Roma, 21 feb – Roberto Speranza non vuole uscire dall’emergenza permanente, a prescindere dalla pandemia (agli sgoccioli), l’auspicio è che ora sia isolato nel governo e che non decida più lui per tutti. Il ministro della Salute, in un’intervista-coccola con Repubblica, ha detto chiaramente che secondo lui il green pass deve restare in vigore, perché poi in autunno bisognerà fare la quarta dose o quello che sarà. Nel mezzo, però, ci sta l’estate, il turismo, la ripartenza economica. E soprattutto il benessere sociale degli italiani, che difficilmente tollereranno ancora restrizioni e divieti quando il resto d’Europa avrà eliminato tutto. A maggior ragione se il virus non farà più paura.

Per Speranza l’emergenza resta, a prescindere dalla pandemia

Speranza, a dispetto del nome – come abbiamo detto tante volte -, non lascia ben sperare. Ora che tutti spingono per superare le restrizioni e abolire il green pass – visto che il 31 marzo scadrà lo stato di emergenza sanitaria – il ministro, seppure con toni meno catastrofisti, resta immobile, imperterrito, sulle sue posizioni. “Sappiamo che con il 91% di over 12 vaccinati e la variante Omicron c’è un contesto diverso. Ma serve gradualità”, dice. “Se la tendenza di riduzione della curva continua, lavoreremo nelle prossime settimane per superare lo stato d’emergenza. Ma il Covid non prende l’aereo e va via il 31 marzo. Possiamo decidere formalmente di superare l’emergenza, penso che ci possano essere le condizioni per farlo, ma alcune cose dovremo conservarle”, avverte il ministro.

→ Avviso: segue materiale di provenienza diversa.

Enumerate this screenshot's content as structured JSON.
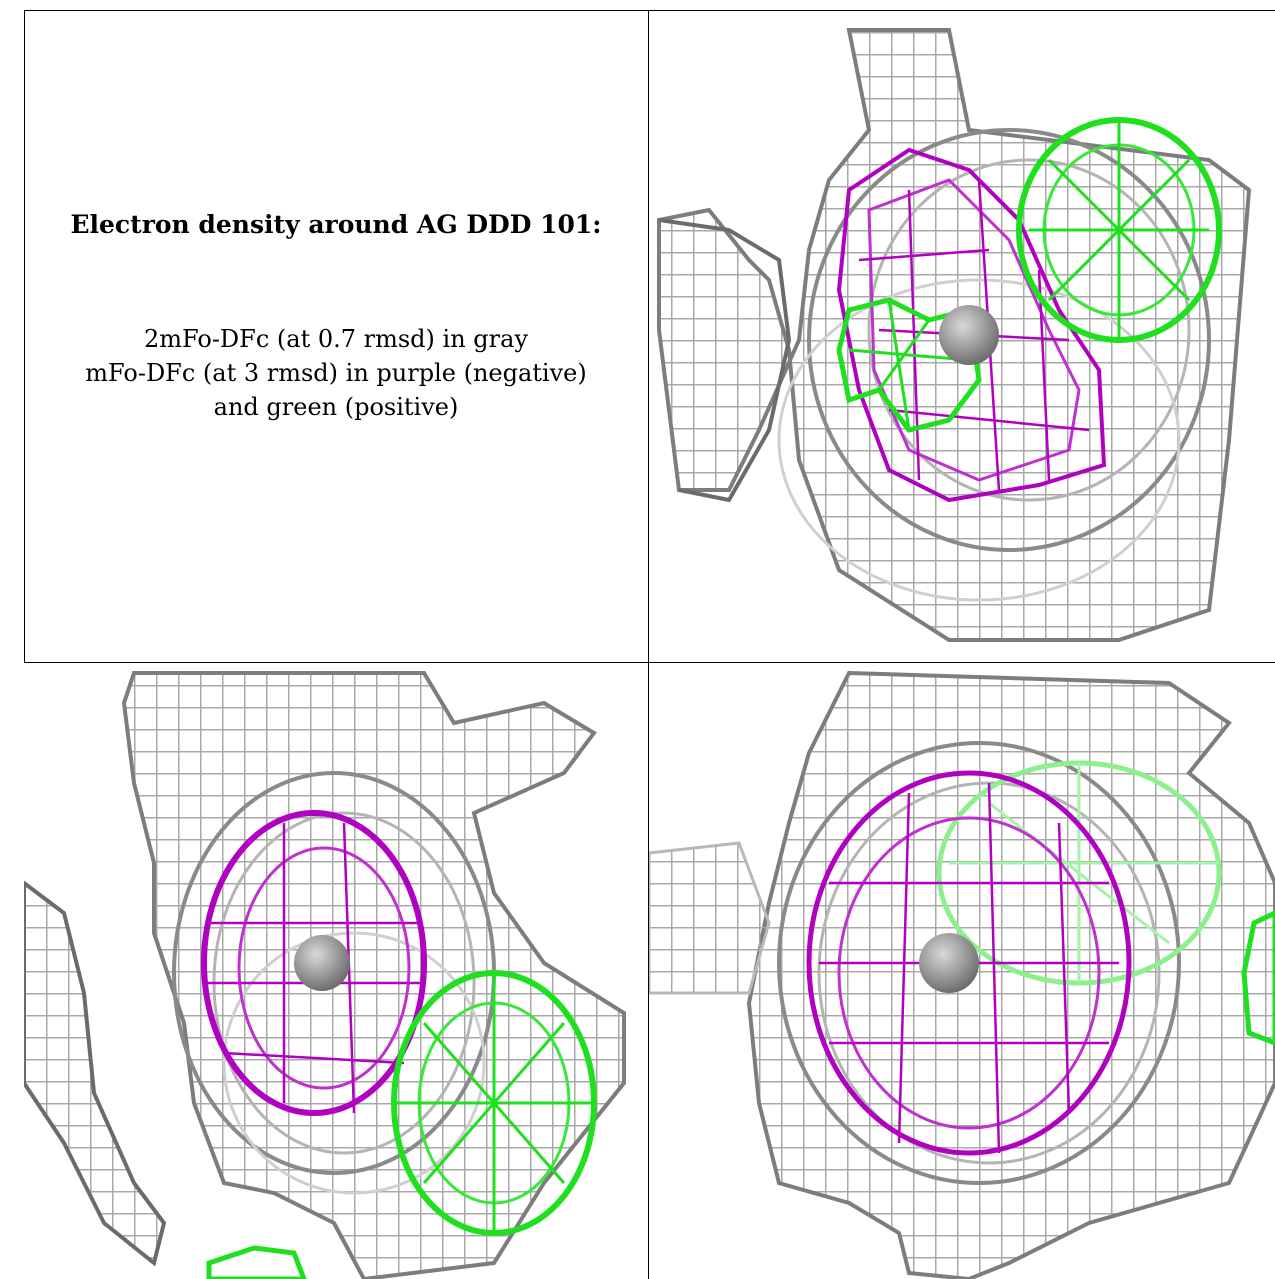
{
  "caption": {
    "title": "Electron density around AG DDD 101:",
    "line1": "2mFo-DFc (at 0.7 rmsd) in gray",
    "line2": "mFo-DFc (at 3 rmsd) in purple (negative)",
    "line3": "and green (positive)"
  },
  "colors": {
    "map_2fofc": "#9a9a9a",
    "map_fofc_negative": "#b000c0",
    "map_fofc_positive": "#1fe01f",
    "atom": "#8c8c8c",
    "border": "#000000"
  },
  "panels": [
    {
      "name": "top-right-view"
    },
    {
      "name": "bottom-left-view"
    },
    {
      "name": "bottom-right-view"
    }
  ]
}
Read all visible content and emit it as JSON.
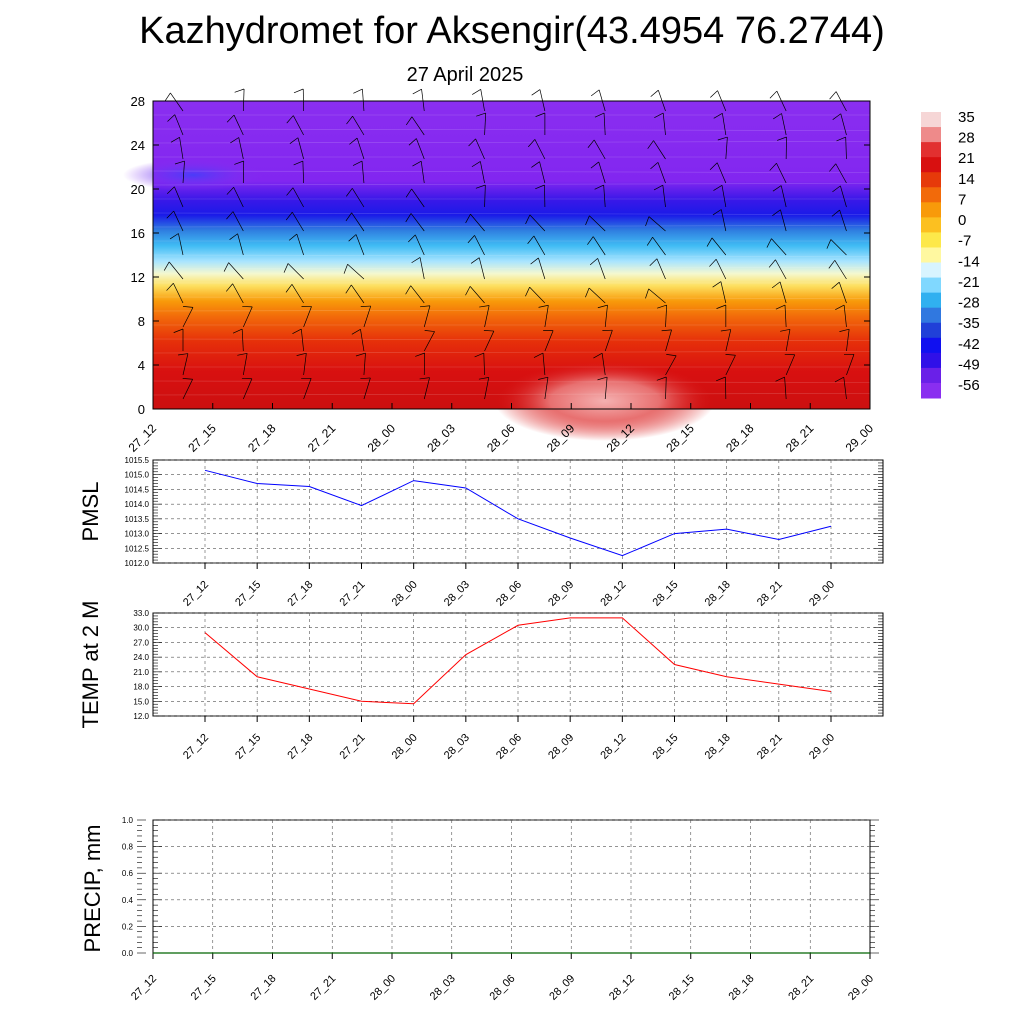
{
  "header": {
    "title": "Kazhydromet for Aksengir(43.4954 76.2744)",
    "subtitle": "27 April 2025"
  },
  "colors": {
    "pmsl_line": "#0000ff",
    "temp_line": "#ff0000",
    "precip_line": "#006400",
    "grid": "#666666",
    "colorbar": [
      "#f6d6d6",
      "#ee8a8a",
      "#e23030",
      "#d81010",
      "#e63a0a",
      "#f26a0a",
      "#f89a0a",
      "#fcc020",
      "#fde84a",
      "#fff8a0",
      "#d8f4ff",
      "#80d8ff",
      "#30b0f0",
      "#3078e0",
      "#2040d8",
      "#1010f0",
      "#3010e8",
      "#6a20e8",
      "#8a2ef0"
    ]
  },
  "chart_data": [
    {
      "type": "heatmap",
      "title": "",
      "xlabel": "",
      "ylabel": "",
      "x": [
        "27_12",
        "27_15",
        "27_18",
        "27_21",
        "28_00",
        "28_03",
        "28_06",
        "28_09",
        "28_12",
        "28_15",
        "28_18",
        "28_21",
        "29_00"
      ],
      "y_ticks": [
        0,
        4,
        8,
        12,
        16,
        20,
        24,
        28
      ],
      "ylim": [
        0,
        28
      ],
      "colorbar_labels": [
        "35",
        "28",
        "21",
        "14",
        "7",
        "0",
        "-7",
        "-14",
        "-21",
        "-28",
        "-35",
        "-42",
        "-49",
        "-56"
      ],
      "overlay": "wind barbs"
    },
    {
      "type": "line",
      "ylabel": "PMSL",
      "x": [
        "27_12",
        "27_15",
        "27_18",
        "27_21",
        "28_00",
        "28_03",
        "28_06",
        "28_09",
        "28_12",
        "28_15",
        "28_18",
        "28_21",
        "29_00"
      ],
      "y_ticks": [
        "1012.0",
        "1012.5",
        "1013.0",
        "1013.5",
        "1014.0",
        "1014.5",
        "1015.0",
        "1015.5"
      ],
      "ylim": [
        1012.0,
        1015.5
      ],
      "series": [
        {
          "values": [
            1015.15,
            1014.7,
            1014.6,
            1013.95,
            1014.8,
            1014.55,
            1013.5,
            1012.85,
            1012.25,
            1013.0,
            1013.15,
            1012.8,
            1013.25
          ]
        }
      ]
    },
    {
      "type": "line",
      "ylabel": "TEMP at 2 M",
      "x": [
        "27_12",
        "27_15",
        "27_18",
        "27_21",
        "28_00",
        "28_03",
        "28_06",
        "28_09",
        "28_12",
        "28_15",
        "28_18",
        "28_21",
        "29_00"
      ],
      "y_ticks": [
        "12.0",
        "15.0",
        "18.0",
        "21.0",
        "24.0",
        "27.0",
        "30.0",
        "33.0"
      ],
      "ylim": [
        12.0,
        33.0
      ],
      "series": [
        {
          "values": [
            29.0,
            20.0,
            17.5,
            15.0,
            14.5,
            24.5,
            30.5,
            32.0,
            32.0,
            22.5,
            20.0,
            18.5,
            17.0
          ]
        }
      ]
    },
    {
      "type": "line",
      "ylabel": "PRECIP, mm",
      "x": [
        "27_12",
        "27_15",
        "27_18",
        "27_21",
        "28_00",
        "28_03",
        "28_06",
        "28_09",
        "28_12",
        "28_15",
        "28_18",
        "28_21",
        "29_00"
      ],
      "y_ticks": [
        "0.0",
        "0.2",
        "0.4",
        "0.6",
        "0.8",
        "1.0"
      ],
      "ylim": [
        0.0,
        1.0
      ],
      "series": [
        {
          "values": [
            0,
            0,
            0,
            0,
            0,
            0,
            0,
            0,
            0,
            0,
            0,
            0,
            0
          ]
        }
      ]
    }
  ]
}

“Green pass e mascherine al chiuso sono ancora importanti”

Va da sé che Speranza sta pensando al suo amato green pass, lo strumento di controllo e discriminazione che nulla ha a che fare con la salute e la sicurezza sanitaria. “Il green pass è stato ed è un pezzo fondamentale della nostra strategia. Le mascherine al chiuso sono ancora importanti: non riesco a vedere un momento X in cui il virus non esiste più e cancelliamo insieme tutti gli strumenti”, afferma il titolare del dicastero della Salute. “E’ ovvio che misure del genere devono avere una temporaneità, ma dire ora – con sessantamila casi al giorno – che l’impalcatura va smantellata, beh, penso sia un errore”. “Adesso sento dire: riaprite! Domando: ma cosa, se è già praticamente tutto aperto?”. E qui Speranza è scorretto: è tutto aperto soltanto per chi ha il super green pass. Altro che.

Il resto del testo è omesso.